D’ailleurs, l’enfant cherche par lui-même à comprendre ce qui l’entoure pour mieux équiper sa mémoire. L’âge des «pourquoi», ça vous dit quelque chose? «Pareillement, ces chansons ou ces histoires que l’enfant souhaite réentendre en boucle, il ne cherche pas à les retenir par cœur, mais plutôt à créer chaque fois plus de sens avec ce qu’il connaît déjà. Et c’est ainsi qu’il les apprend! En tant que parent, on peut guider l’enfant dans ce processus en insérant dans l’histoire des détails de sa vie personnelle, en lui demandant de la résumer dans ses mots.»
Quand on entre à l’école
Sans surprise, à l’école, la mémoire fonctionne aussi en liant des éléments les uns aux autres. «La répétition sans donner de sens n’aide pas les élèves à apprendre, constate Alexandre Buysse. Cela vaut aussi pour les règles de mathématiques et de grammaire qui, le plus souvent, sont inculquées sans mise en contexte.»
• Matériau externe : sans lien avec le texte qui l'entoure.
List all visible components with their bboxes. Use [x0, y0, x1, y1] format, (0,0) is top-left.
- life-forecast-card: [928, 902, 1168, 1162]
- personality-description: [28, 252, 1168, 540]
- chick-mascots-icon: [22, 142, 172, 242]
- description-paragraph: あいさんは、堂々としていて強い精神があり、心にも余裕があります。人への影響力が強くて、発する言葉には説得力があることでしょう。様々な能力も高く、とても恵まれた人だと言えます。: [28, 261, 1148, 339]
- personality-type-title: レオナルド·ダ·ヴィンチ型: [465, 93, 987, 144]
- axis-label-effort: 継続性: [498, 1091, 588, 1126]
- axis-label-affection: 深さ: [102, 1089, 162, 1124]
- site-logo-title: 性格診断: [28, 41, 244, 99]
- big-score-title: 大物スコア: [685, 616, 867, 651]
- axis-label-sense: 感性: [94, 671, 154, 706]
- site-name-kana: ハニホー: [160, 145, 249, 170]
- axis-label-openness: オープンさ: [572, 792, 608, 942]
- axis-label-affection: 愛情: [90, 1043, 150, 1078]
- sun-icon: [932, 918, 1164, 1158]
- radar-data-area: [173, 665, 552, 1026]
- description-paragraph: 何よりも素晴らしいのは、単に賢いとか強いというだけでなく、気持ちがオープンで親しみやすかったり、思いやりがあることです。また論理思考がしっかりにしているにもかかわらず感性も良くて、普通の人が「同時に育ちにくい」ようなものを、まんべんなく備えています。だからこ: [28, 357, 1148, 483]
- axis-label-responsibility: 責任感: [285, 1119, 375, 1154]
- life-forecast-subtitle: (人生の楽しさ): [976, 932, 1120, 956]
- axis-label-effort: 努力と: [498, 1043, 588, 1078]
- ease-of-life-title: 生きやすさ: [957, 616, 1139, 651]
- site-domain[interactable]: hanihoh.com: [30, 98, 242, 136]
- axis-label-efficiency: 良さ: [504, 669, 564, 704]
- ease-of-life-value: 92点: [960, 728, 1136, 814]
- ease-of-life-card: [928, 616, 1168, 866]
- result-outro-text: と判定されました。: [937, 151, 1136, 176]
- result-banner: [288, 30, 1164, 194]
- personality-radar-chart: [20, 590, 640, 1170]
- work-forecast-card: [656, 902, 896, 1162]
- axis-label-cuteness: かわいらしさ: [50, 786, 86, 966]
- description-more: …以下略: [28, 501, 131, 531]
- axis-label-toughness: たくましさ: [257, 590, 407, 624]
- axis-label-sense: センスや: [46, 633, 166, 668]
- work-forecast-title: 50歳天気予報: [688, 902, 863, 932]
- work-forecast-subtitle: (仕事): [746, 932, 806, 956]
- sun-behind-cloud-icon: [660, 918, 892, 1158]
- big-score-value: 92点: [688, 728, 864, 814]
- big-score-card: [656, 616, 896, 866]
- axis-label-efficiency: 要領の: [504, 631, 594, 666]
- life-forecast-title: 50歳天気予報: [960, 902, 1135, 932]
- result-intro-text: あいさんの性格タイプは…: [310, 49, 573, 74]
De plus, on l’aura compris, mémorisation va de pair avec personnalisation. Ce qui soulève toute la question de l’apprentissage propre à chaque enfant. «Malheureusement, le système scolaire demeure en général rigide et linéaire, alors que la mémoire, elle, ne l’est pas, déplore le professeur. Heureusement, un nombre croissant d’enseignants osent des méthodes originales. Leurs initiatives doivent être encouragées.»
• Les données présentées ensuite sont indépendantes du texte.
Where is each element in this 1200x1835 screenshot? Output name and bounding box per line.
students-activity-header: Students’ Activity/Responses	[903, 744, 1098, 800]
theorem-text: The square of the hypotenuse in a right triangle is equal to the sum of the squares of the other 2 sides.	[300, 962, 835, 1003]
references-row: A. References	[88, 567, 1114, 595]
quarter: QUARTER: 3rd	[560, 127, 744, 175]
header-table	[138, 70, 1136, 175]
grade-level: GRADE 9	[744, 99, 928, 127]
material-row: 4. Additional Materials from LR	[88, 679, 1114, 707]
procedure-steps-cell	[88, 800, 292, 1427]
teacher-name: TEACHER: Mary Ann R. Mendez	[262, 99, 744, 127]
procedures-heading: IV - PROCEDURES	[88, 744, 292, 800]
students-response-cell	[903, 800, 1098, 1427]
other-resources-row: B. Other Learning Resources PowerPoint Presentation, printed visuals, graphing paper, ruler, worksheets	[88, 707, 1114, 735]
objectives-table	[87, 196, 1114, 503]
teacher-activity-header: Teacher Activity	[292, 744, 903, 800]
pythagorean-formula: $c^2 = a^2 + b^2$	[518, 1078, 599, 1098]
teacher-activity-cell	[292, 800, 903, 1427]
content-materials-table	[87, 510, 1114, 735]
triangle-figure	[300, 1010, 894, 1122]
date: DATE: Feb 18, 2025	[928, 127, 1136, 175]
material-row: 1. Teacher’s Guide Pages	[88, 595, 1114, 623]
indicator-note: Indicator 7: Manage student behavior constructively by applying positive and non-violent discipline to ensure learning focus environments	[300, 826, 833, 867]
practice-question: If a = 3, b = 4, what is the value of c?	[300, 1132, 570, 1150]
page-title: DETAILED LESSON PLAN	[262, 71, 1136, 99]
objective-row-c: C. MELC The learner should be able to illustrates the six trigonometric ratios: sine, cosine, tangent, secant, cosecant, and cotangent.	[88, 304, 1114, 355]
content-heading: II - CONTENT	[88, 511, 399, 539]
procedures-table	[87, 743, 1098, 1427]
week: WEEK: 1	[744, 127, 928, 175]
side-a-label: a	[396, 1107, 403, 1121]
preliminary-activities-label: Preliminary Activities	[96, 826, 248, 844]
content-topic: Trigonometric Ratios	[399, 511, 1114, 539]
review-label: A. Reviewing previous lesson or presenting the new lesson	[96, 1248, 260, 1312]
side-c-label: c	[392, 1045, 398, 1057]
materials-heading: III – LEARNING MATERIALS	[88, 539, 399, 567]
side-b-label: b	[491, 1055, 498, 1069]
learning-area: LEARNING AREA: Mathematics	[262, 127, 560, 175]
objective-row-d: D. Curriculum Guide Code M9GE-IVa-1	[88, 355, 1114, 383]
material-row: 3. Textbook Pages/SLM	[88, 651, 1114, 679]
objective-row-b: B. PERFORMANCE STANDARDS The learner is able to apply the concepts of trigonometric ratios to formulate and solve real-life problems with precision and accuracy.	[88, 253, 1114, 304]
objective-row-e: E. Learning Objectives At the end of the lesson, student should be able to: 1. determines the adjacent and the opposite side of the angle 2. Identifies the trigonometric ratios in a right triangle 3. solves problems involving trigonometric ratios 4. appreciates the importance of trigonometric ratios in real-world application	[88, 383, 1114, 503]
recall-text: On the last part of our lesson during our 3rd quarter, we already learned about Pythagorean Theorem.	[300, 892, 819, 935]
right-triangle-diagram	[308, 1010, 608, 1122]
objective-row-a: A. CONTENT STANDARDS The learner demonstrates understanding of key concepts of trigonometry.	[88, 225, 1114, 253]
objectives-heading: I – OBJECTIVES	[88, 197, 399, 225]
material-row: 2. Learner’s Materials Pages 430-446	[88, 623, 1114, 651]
Quant à l’importance d’un sommeil suffisant pour les écoliers, plusieurs données scientifiques en font état. «Le manque de sommeil diminue la capacité attentionnelle et empêche la reconfiguration en profondeur des connexions qui forment la mémoire», précise Alexandre Buysse. Détail étonnant, cette reconfiguration ne se limite pas aux périodes de dodo. «Être dans la lune ou rêvasser la permet également, note-t-il. En ce sens, c’est une erreur d’occuper les enfants en permanence. Leur mémoire a besoin de temps à ne rien faire.»
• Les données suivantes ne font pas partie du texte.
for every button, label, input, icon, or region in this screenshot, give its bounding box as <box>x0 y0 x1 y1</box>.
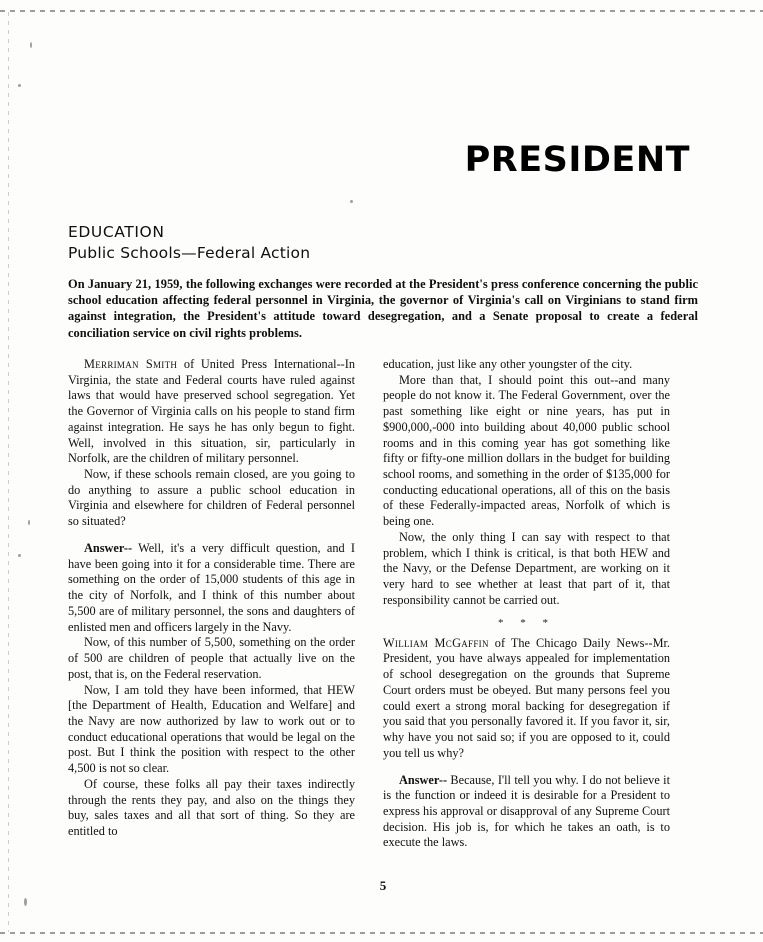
paragraph: Now, if these schools remain closed, are you going to do anything to assure a public school education in Virginia and elsewhere for children of Federal personnel so situated? <box>68 466 355 529</box>
paragraph: Now, I am told they have been informed, that HEW [the Department of Health, Education and Welfare] and the Navy are now authorized by law to work out or to conduct educational operations that would be legal on the post. But I think the position with respect to the other 4,500 is not so clear. <box>68 682 355 776</box>
article-deck: On January 21, 1959, the following exchanges were recorded at the President's press conference concerning the public school education affecting federal personnel in Virginia, the governor of Virginia's call on Virginians to stand firm against integration, the President's attitude toward desegregation, and a Senate proposal to create a federal conciliation service on civil rights problems. <box>68 276 698 340</box>
scan-speck <box>24 898 27 906</box>
page-title: PRESIDENT <box>464 140 690 180</box>
paragraph <box>68 541 355 635</box>
speaker-name: Merriman Smith <box>84 356 178 371</box>
page-content <box>68 0 698 942</box>
section-title: EDUCATION <box>68 223 165 241</box>
paragraph <box>383 636 670 762</box>
scan-speck <box>28 520 30 525</box>
paragraph: Now, the only thing I can say with respect to that problem, which I think is critical, is that both HEW and the Navy, or the Defense Department, are working on it very hard to see whether at least that part of it, that responsibility cannot be carried out. <box>383 529 670 607</box>
paragraph: education, just like any other youngster of the city. <box>383 356 633 371</box>
speaker-name: William McGaffin <box>383 635 489 650</box>
paragraph <box>68 357 355 467</box>
right-column <box>383 357 670 851</box>
paragraph: Now, of this number of 5,500, something on the order of 500 are children of people that actually live on the post, that is, on the Federal reservation. <box>68 635 355 681</box>
scan-speck <box>18 84 21 87</box>
paragraph-text: Because, I'll tell you why. I do not believe it is the function or indeed it is desirable for a President to express his approval or disapproval of any Supreme Court decision. His job is, for which he takes an oath, is to execute the laws. <box>383 772 670 850</box>
paragraph: More than that, I should point this out--and many people do not know it. The Federal Government, over the past something like eight or nine years, has put in $900,000,-000 into building about 40,000 public school rooms and in this coming year has got something like fifty or fifty-one million dollars in the budget for building school rooms, and something in the order of $135,000 for conducting educational operations, all of this on the basis of these Federally-impacted areas, Norfolk of which is being one. <box>383 372 670 529</box>
scan-speck <box>18 554 21 557</box>
section-heading <box>68 222 698 264</box>
section-subtitle: Public Schools—Federal Action <box>68 243 311 262</box>
paragraph-text: Well, it's a very difficult question, and I have been going into it for a considerable time. There are something on the order of 15,000 students of this age in the city of Norfolk, and I think of this number about 5,500 are of military personnel, the sons and daughters of enlisted men and officers largely in the Navy. <box>68 540 355 634</box>
paragraph-text: of The Chicago Daily News--Mr. President, you have always appealed for implementation of school desegregation on the grounds that Supreme Court orders must be obeyed. But many persons feel you could exert a strong moral backing for desegregation if you said that you personally favored it. If you favor it, sir, why have you not said so; if you are opposed to it, could you tell us why? <box>383 635 670 760</box>
answer-label: Answer-- <box>84 540 133 555</box>
paragraph: Of course, these folks all pay their taxes indirectly through the rents they pay, and also on the things they buy, sales taxes and all that sort of thing. So they are entitled to <box>68 776 355 839</box>
scan-edge-left <box>8 12 9 932</box>
section-divider-dinkus: * * * <box>498 616 555 629</box>
answer-label: Answer-- <box>399 772 448 787</box>
article-columns <box>68 357 698 851</box>
page-number: 5 <box>379 878 387 893</box>
paragraph <box>383 773 670 852</box>
paragraph-text: of United Press International--In Virginia, the state and Federal courts have ruled against laws that would have preserved school segregation. Yet the Governor of Virginia calls on his people to stand firm against integration. He says he has only begun to fight. Well, involved in this situation, sir, particularly in Norfolk, are the children of military personnel. <box>68 356 356 466</box>
scan-speck <box>30 42 32 48</box>
left-column <box>68 357 355 851</box>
1 Alexandre Buysse est aussi membre de l’Association pour le développement des méthodologies d’évaluation en éducation et chercheur au Centre de recherche et d’intervention sur la réussite scolaire. ↩
La mémoire comme outil incontournable du cursus scolaire, la chose semble évidente. Ce qui l’est moins c’est que, bien qu’aiguisée depuis l’enfance, jamais cette faculté ne sera mue par un mécanisme automatique, rapporte Véronique Mimeault, psychologue et coordonnatrice de l’équipe Apprentissage et réussite du Centre d’aide aux étudiants de l’Université Laval: «Les étudiants pensent souvent que mémoriser finit par aller de soi, un peu comme un réflexe naturel. Ils sont étonnés quand je leur dis que, au contraire, cela exige toujours des efforts et de la pratique.»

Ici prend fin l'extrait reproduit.